1817 - In 1817 David Hoffman completed the massive synthesis of Anglo-American law that had been occupying his life while not teaching or practicing law. Hoffman's goal in organizing his work was to create a true "science of jurisprudence" that would include not only law but moral philosophy, history, economics and literature. The method he had crafted would "reclaim the time and labour thus often and unprofitably expended" by law students who chose other methods of instruction. Realizing that his thirteen titles and four auxiliary subjects would demand a great investment of time and energy from students, Hoffman attempted to make the demands of his course more palatable by reminding his potential audience that their efforts would produce not only a better lawyer but better personal habits:
Notwithstanding the seemingly great extent of this course, (and certainly we cannot flatter the student with the hope of mastering it with the degree and kind of attention which is usually bestowed on it) let him not be discouraged. What necessarily proves difficult to the desultory and immethodical reader, who comes to his books in the intervals of idleness or dissipation only, and resumes with reluctance what is willingly abandoned on the first call of pleasure, or the first apology of relaxation, may, by a temporary exertion of method and attention, be converted first into a habit, and eventually into a pleasure.
Sticking to the course of study, despite the hardships it presented, was paramount, in Hoffman's opinion, if the student were to succeed. However, the student, and by this Hoffman meant both practitioners and students of law, should not be so possessed of a "zeal for study" that they would be caused "to neglect the interests of the few clients they may have." Financial concerns were always foremost on Hoffman's mind and would remain a concern throughout his career.
Title Eleven, reproduced below, represented what Hoffman saw as the essential components of American law in 1817. He included portions of the Federalist, John Adam's Defence of the Constitutions of the Government of the United States, and Marbury v. Madison in his readings.
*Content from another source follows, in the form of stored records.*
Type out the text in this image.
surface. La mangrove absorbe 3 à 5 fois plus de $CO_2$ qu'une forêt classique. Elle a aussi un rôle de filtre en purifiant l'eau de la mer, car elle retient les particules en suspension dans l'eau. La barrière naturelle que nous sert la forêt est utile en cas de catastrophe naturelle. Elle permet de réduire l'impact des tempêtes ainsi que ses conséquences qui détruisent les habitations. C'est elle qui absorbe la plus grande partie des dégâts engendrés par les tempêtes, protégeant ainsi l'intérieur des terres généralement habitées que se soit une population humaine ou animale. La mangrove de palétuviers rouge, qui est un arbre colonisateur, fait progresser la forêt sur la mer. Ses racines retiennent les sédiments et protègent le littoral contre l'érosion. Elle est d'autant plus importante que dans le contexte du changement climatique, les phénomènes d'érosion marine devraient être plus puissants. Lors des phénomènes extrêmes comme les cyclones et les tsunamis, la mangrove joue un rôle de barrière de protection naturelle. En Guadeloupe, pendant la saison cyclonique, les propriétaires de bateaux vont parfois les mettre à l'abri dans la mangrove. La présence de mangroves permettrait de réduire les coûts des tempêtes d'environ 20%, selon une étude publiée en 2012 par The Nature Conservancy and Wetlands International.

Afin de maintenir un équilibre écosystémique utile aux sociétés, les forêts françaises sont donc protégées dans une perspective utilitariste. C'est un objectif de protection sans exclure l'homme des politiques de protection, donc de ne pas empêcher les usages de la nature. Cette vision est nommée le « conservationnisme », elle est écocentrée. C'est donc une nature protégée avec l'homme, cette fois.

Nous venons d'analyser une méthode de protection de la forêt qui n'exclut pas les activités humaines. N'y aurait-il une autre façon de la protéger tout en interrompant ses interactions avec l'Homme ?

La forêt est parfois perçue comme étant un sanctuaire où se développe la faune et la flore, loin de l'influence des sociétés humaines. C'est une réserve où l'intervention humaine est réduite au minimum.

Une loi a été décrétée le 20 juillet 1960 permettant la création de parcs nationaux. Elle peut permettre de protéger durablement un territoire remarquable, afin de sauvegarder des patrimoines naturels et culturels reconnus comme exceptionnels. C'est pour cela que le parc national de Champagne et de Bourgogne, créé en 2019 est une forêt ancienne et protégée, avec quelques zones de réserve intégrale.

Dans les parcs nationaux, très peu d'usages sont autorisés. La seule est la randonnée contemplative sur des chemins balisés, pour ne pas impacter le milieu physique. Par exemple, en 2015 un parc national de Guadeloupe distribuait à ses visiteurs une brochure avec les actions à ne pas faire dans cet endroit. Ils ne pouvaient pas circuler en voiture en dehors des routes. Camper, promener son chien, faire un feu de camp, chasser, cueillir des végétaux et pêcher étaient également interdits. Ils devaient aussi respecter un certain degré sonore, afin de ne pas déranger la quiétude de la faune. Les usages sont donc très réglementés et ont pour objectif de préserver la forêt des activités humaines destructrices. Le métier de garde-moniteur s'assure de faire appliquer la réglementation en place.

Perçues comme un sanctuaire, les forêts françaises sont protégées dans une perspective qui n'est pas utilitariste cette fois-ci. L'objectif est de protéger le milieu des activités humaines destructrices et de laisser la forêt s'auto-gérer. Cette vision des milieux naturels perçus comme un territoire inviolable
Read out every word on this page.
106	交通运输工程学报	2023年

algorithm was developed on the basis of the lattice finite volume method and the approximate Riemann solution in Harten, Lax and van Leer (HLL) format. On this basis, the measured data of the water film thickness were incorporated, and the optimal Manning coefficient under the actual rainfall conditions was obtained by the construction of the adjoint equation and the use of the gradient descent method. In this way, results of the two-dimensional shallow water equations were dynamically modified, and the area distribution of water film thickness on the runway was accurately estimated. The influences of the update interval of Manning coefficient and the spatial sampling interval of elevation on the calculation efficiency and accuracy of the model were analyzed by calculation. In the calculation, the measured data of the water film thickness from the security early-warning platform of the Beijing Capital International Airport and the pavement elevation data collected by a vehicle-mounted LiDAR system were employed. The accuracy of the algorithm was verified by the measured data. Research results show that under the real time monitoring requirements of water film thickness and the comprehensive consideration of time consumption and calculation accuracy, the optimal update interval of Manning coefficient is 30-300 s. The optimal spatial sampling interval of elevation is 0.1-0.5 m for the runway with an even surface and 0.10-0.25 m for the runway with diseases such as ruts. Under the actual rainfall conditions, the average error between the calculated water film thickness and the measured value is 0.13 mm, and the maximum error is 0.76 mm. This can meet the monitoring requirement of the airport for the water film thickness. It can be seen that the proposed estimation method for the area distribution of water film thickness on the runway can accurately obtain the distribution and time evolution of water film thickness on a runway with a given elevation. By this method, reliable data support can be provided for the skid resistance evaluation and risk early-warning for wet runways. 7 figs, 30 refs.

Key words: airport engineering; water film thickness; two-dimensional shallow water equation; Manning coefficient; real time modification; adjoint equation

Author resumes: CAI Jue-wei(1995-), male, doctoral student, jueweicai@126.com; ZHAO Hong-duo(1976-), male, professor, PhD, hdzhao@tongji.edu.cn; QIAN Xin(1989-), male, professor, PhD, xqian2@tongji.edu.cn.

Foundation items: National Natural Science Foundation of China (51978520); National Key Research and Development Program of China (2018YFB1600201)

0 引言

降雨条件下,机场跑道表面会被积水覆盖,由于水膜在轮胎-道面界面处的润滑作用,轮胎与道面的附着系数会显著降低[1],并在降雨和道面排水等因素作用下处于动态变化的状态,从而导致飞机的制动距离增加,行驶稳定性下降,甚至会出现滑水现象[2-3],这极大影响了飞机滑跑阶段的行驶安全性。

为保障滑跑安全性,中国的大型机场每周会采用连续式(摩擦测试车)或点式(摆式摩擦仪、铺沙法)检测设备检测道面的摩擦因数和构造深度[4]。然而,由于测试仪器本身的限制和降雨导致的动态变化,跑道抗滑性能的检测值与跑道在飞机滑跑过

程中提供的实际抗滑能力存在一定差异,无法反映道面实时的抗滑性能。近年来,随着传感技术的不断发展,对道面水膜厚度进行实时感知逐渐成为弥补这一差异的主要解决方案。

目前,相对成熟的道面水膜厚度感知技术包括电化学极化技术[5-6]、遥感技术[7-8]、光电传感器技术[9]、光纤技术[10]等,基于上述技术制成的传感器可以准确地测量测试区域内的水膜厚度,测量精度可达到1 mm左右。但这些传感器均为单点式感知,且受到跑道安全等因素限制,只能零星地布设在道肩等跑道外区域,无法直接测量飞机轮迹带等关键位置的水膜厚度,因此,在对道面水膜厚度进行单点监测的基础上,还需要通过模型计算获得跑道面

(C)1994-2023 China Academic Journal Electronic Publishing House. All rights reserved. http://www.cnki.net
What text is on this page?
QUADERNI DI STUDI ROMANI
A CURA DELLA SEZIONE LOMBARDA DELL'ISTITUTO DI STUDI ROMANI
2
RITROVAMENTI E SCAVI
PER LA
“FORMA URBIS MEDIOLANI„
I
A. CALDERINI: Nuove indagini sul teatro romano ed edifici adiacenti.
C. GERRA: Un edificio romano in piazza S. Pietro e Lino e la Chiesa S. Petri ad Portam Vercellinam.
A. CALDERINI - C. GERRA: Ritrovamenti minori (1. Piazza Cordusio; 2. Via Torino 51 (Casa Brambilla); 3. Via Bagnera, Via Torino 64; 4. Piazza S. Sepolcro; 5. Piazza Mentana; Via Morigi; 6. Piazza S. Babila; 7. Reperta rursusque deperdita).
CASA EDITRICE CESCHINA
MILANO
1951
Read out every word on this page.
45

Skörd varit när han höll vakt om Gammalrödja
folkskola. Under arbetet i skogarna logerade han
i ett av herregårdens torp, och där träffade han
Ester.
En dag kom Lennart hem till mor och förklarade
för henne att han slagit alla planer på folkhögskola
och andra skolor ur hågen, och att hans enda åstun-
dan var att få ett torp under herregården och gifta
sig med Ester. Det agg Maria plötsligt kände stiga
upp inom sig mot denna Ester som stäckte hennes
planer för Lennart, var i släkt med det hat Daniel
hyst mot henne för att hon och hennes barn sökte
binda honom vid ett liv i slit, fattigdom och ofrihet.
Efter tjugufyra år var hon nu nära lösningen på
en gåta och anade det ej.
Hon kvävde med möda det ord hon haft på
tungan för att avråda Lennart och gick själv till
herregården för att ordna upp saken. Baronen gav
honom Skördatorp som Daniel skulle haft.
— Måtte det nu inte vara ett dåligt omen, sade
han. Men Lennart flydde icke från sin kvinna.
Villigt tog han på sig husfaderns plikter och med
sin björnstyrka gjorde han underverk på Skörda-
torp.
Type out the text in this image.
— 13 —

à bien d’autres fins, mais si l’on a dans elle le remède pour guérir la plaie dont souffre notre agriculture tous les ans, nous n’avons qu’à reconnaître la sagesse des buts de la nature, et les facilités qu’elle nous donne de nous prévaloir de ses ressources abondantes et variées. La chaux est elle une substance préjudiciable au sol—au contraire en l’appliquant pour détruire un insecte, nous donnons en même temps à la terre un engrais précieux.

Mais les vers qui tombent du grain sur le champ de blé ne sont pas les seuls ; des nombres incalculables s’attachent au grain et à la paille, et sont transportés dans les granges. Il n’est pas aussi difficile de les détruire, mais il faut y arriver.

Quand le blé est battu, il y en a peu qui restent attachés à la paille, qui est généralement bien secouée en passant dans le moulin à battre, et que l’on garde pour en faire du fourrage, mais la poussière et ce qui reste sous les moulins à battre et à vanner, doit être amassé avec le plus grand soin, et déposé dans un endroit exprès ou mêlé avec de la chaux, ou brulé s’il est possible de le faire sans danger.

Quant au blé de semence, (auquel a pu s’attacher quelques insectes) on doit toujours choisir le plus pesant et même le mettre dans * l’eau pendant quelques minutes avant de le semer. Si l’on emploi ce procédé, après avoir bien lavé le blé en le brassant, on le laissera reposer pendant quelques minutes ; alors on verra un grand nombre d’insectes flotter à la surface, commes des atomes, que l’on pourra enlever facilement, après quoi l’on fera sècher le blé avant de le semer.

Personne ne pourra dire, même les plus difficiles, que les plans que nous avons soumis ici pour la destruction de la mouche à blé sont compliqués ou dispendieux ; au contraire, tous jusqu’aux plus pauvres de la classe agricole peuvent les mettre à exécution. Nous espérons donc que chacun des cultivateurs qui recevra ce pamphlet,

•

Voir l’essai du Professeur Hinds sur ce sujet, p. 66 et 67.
In the 1836 edition, Hoffman expanded Title Eleven to include "Mr. Story's Commentaries on the Constitution of the United States" while many of the individual constitutional readings by James Wilson were moved to a miscellaneous section at the end of the chapter. New cases that were added included many of the cases studied in today's constitutional law classes: Martin v. Hunter's Lessee, McCulloch v. State of Maryland, Dartmouth College v. Woodward and Cherokee Nation v. State of Georgia. Perhaps reflecting a change of heart on Hoffman's part, he also added Fletcher v. Peck to his list of important cases to be studied. This case, which was decided in 1810, would have been available to him at the time of his 1817 publication but was not included in the first edition.